Small businesses in some cases have fundamentally changed the way they operate, developing new products or services and opening up new markets.

There is hope that the lessons that have been learned over the past year will stand small firms in good stead for 2022.

For example, hybrid working and events have provided opportunities for businesses to engage with each other in person, remotely or both. These options have never been fully explored before, but can be incredibly efficient.

Of course, for many small businesses these new ways of working have required some changes to their technical, logistical and management practices.

Small firms have been compelled to look at the advantages of using technology to do things better, faster and smarter than ever before.

Environmental issues are being taken more seriously and with a degree of urgency. The challenges of ‘going green’ are balanced by the opportunities for businesses to be leaner, cleaner and to benefit from the adoption of – or supply of – environmental technology solutions. These all provide new markets and new options for smaller businesses.
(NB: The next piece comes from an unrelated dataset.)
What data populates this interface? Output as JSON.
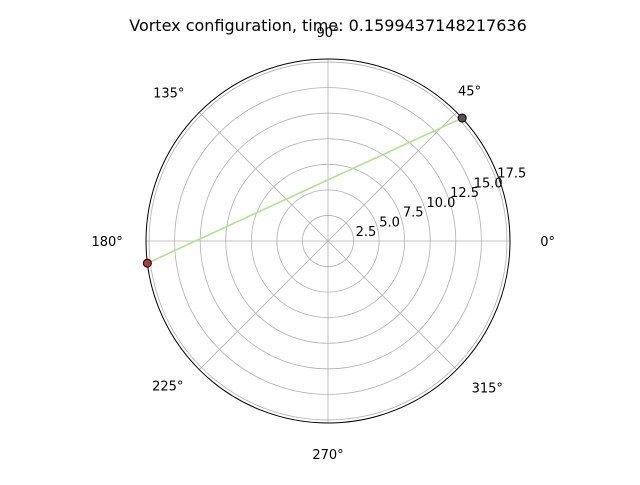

International trade could also be a focus for small business owners in 2022. At the Federation of Small Businesses, we know that the smaller a business is, the less likely it is to trade internationally. Research shows that only around one in 10 small businesses export or import products and services. That means nine out of 10 could yet reap the rewards of selling more in other markets and locations.

FSB’s recent report, ‘Ready to Launch’, sets out how Government can help small businesses to get to grips with overseas markets.

The year ahead will not be easy for small businesses, particularly with immediate challenges around the Omicron variant impacting consumer confidence and further challenges on the horizon with tax increases and increases in operating costs.

However, there are opportunities and options for flexible, innovative and resilient small businesses to capitalise on, helping to benefit both the local economy and community.